Unary nodes aren't handled well
Dating accuracy is severely decreased with inferring tree sequences with unary nodes. We're probably not handling something correctly.
Unittests with simple examples of unary nodes may help.
We should test whether this is because the unary nodes created by tsinfer are rubbish, or because tsdate copes badly even with sensible unary nodes. The easiest way to do this is to run a an msprime simulation with record_full_arg=True, which should result in a load of unary nodes in the correct place.
Discovered a simple test which, I think, breaks our handling of unary nodes. It at least breaks the verify_weights() test.

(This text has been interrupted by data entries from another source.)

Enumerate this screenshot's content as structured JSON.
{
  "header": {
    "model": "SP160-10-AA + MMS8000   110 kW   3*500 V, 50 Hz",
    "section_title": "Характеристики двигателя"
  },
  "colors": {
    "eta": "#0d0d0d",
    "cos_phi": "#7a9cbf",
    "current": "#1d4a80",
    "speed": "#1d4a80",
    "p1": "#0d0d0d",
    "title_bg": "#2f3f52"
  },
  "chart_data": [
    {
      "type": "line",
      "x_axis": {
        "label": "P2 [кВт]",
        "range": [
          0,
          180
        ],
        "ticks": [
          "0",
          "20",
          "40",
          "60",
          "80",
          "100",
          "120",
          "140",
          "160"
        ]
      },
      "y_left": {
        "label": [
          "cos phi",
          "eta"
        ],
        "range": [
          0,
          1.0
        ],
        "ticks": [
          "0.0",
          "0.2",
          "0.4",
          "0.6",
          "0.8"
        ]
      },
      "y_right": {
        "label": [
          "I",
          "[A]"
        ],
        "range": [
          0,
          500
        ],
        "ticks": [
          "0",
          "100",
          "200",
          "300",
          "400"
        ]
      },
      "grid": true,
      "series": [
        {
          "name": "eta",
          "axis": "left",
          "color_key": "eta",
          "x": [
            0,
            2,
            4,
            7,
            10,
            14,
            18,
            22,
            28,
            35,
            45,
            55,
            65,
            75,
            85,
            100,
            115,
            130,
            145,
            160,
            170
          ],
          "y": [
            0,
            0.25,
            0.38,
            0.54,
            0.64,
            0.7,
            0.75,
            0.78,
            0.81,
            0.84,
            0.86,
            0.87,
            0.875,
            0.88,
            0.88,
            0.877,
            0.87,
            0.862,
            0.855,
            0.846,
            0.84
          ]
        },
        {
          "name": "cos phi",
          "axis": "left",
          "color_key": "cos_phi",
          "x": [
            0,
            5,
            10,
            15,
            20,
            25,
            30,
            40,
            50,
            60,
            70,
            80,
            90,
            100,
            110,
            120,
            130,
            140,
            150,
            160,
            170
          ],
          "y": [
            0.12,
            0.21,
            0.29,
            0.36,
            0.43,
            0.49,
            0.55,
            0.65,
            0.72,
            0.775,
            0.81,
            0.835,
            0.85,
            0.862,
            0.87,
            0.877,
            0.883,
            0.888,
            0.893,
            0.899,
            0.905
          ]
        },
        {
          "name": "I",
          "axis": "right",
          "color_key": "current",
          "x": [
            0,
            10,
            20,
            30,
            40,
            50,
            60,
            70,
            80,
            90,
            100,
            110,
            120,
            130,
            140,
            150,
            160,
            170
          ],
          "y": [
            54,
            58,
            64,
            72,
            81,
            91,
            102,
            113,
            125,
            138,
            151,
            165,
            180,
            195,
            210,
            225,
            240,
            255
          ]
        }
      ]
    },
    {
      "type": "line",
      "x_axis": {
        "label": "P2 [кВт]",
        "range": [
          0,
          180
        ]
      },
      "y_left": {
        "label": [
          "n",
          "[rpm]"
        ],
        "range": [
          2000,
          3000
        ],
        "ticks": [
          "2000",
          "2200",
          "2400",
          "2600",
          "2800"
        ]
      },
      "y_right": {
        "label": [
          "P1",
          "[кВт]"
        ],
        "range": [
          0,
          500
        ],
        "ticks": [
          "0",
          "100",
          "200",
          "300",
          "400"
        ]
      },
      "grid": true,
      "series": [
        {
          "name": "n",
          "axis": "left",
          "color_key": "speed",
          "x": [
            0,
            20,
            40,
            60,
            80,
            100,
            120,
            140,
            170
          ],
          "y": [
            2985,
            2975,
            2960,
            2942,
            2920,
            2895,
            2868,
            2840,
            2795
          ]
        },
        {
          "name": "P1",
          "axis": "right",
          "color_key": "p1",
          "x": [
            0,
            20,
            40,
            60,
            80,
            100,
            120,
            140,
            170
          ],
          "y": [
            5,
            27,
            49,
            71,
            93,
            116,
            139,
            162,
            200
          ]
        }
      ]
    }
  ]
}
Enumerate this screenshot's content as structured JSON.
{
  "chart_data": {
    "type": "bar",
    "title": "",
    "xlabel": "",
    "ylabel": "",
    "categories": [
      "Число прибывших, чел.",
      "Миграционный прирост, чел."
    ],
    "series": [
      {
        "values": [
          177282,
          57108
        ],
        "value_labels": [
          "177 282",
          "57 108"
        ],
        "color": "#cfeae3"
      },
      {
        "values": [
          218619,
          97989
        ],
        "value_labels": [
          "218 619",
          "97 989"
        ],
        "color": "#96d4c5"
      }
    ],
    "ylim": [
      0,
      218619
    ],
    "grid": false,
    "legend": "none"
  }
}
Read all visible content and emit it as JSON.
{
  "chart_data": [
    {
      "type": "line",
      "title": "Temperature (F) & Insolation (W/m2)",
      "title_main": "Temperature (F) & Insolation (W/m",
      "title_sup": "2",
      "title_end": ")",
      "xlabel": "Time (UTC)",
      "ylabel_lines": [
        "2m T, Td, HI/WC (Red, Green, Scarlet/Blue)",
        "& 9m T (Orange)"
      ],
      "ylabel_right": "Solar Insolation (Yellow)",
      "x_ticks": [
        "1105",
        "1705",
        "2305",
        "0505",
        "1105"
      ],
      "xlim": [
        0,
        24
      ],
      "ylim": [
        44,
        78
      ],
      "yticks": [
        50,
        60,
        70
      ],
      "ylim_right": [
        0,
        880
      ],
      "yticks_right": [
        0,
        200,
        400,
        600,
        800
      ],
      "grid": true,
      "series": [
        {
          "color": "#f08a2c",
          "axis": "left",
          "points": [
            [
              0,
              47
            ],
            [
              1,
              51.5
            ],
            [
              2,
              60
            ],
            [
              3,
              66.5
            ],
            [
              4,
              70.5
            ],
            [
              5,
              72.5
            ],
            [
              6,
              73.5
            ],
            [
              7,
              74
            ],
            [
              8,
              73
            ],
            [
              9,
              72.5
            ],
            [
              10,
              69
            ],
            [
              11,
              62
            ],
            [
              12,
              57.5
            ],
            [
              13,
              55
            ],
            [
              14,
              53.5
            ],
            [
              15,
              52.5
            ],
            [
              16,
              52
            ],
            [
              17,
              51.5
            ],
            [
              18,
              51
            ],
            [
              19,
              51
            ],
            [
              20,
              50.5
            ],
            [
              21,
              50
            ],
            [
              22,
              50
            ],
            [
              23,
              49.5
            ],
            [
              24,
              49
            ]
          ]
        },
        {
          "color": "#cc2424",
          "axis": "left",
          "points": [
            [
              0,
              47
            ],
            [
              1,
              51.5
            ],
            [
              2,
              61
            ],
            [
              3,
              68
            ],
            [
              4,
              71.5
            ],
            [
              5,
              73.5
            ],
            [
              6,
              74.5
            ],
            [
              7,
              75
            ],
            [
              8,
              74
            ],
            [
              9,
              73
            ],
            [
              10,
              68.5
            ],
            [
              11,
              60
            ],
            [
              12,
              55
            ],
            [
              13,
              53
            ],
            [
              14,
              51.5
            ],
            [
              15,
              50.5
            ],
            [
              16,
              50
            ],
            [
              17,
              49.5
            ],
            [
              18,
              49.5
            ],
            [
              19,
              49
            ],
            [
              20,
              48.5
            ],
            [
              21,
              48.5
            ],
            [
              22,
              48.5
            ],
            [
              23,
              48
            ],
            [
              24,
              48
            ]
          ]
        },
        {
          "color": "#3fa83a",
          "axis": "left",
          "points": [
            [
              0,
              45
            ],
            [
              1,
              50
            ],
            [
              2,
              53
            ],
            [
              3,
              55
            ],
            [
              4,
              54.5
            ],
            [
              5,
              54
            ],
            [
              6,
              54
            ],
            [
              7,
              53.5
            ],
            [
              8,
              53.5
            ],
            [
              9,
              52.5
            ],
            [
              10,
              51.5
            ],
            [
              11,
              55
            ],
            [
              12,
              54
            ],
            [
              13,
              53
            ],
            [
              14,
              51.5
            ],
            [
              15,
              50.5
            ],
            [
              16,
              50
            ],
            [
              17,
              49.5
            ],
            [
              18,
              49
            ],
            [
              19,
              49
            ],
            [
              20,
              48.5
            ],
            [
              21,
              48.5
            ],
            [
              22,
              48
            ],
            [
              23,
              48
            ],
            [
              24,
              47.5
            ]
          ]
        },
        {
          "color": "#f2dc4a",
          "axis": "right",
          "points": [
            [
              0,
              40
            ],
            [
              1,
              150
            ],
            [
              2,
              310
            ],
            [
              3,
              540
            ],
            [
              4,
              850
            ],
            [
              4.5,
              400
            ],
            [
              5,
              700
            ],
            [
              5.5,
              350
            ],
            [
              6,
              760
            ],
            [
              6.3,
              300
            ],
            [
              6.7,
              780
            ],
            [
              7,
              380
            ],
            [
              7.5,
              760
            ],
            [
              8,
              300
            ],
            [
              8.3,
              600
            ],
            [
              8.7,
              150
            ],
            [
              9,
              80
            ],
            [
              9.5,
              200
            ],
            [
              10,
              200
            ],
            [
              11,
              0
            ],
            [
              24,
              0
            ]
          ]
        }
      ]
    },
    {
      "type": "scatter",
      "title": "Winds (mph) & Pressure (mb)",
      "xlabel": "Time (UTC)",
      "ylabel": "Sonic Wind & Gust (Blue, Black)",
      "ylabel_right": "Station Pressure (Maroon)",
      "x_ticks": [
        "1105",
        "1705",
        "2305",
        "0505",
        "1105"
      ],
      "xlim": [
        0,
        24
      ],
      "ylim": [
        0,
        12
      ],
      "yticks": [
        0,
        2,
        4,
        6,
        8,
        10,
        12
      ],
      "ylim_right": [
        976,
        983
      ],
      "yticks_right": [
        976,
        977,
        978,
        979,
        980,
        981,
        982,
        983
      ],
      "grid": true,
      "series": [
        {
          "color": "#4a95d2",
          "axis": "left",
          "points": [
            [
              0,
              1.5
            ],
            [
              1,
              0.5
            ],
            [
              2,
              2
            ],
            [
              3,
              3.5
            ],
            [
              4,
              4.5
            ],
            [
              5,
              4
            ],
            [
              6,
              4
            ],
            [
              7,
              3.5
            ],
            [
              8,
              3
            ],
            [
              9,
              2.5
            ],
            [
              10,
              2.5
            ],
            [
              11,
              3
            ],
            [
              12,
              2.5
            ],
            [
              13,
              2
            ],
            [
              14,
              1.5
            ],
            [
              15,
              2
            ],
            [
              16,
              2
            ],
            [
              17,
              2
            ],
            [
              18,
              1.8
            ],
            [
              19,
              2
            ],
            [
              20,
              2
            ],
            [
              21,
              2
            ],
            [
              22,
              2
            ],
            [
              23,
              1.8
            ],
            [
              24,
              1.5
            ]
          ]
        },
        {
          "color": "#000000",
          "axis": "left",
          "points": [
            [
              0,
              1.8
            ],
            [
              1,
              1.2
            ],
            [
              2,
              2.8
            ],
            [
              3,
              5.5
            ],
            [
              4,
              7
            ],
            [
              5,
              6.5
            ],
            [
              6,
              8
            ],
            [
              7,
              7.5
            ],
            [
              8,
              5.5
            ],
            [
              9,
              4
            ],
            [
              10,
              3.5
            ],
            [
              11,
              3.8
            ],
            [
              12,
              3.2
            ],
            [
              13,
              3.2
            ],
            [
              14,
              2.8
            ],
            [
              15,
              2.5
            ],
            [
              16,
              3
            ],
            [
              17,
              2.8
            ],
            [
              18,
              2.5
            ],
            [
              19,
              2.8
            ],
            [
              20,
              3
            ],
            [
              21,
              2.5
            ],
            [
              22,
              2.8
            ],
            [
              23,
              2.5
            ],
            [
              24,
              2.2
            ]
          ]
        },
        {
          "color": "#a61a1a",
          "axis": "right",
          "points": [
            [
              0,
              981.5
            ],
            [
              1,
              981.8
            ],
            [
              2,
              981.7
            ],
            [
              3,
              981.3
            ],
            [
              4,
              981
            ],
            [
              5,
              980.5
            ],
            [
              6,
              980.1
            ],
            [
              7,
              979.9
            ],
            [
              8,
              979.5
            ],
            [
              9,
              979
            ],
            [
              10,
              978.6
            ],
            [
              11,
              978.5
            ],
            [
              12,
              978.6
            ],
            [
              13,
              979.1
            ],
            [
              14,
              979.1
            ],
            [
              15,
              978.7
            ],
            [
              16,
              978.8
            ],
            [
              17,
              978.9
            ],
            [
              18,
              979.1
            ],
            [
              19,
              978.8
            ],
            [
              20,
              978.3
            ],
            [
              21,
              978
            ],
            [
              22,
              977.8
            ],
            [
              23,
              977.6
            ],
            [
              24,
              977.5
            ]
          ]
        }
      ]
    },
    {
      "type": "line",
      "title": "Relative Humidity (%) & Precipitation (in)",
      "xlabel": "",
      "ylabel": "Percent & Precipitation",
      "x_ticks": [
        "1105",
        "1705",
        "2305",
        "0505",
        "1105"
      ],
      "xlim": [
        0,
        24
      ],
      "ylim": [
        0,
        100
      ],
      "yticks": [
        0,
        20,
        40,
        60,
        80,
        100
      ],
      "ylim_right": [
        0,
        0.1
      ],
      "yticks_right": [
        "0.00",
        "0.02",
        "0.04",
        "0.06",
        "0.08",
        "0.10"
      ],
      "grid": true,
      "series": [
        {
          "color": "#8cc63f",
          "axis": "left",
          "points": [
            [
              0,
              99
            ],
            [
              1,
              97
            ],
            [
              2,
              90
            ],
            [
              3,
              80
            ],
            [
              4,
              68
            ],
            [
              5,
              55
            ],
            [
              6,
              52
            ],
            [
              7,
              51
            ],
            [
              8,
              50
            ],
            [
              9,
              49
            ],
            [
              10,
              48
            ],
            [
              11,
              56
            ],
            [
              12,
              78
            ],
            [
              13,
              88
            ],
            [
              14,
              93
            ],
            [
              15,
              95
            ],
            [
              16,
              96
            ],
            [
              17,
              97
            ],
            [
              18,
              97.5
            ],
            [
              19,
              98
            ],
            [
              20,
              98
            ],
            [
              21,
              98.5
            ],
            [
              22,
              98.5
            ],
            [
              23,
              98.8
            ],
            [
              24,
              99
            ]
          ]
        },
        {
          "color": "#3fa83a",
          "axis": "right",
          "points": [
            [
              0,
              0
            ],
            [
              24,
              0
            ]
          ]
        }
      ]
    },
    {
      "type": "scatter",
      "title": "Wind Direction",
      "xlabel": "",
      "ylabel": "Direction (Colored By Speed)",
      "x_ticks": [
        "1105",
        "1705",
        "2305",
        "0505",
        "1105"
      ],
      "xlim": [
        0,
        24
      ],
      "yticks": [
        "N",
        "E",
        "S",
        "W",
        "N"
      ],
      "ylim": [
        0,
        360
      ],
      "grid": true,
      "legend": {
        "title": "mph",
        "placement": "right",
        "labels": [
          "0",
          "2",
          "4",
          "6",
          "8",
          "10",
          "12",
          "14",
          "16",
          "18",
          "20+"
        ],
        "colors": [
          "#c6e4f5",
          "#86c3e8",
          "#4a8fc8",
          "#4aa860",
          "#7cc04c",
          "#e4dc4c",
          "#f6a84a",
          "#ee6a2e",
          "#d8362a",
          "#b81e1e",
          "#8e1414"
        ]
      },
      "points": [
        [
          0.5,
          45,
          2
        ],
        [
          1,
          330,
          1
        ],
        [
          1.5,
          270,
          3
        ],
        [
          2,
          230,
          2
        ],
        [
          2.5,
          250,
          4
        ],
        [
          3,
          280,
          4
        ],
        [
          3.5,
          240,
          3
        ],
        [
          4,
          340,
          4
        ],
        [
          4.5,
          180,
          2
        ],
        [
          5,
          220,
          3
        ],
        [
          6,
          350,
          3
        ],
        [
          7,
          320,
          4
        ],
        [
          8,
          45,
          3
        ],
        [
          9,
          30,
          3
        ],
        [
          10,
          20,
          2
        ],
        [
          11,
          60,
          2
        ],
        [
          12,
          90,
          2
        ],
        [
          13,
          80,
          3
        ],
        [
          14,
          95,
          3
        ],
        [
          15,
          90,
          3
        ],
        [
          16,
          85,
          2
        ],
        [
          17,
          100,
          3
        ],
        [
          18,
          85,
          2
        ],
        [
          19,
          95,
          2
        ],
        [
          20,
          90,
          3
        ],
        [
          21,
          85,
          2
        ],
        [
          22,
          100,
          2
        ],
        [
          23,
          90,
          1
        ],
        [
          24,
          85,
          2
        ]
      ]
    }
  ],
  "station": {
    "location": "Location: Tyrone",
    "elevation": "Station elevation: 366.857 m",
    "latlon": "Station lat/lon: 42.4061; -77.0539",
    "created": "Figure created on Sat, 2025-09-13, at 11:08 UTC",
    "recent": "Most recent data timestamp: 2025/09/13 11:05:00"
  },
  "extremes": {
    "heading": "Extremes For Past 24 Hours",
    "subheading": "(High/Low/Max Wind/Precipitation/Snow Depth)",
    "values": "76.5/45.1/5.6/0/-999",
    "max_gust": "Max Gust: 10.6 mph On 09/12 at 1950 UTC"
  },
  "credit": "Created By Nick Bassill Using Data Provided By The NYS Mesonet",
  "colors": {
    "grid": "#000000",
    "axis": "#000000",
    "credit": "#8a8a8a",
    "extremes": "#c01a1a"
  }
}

def two_tree_ts_with_unary_n3():
r"""
Simple case where we have n = 3 and node 5 is internal unary, then
the oldest node and unary.
6 . 5
/ \ . |
4 5 . 4
| | . / \
3 | . 3 \
/ \ | . / \ \
[0] [1] [2] . [0] [1] [2]
"""
nodes = io.StringIO("""\
id is_sample time
0 1 0
1 1 0
2 1 0
3 0 1
4 0 2
5 0 3
6 0 4
""")
edges = io.StringIO("""\
left right parent child
0 2 3 0,1
0 1 5 2
0 2 4 3
0 1 6 4,5
1 2 4 2
1 2 5 4
""")
return tskit.load_text(nodes=nodes, edges=edges, strict=False)
I've included it in PR #141 as a skipped test
Just discussed this with @hyanwong: at a marginal tree when there is an edge with unary nodes, we assign a mutation uniquely to one edge within the lineage containing unary node. So when we simplify we probably do ok because we squash unary nodes and don't pretend we know where the mutations go. Perhaps we can't do better?
We know why this is (too much constraint), so closing.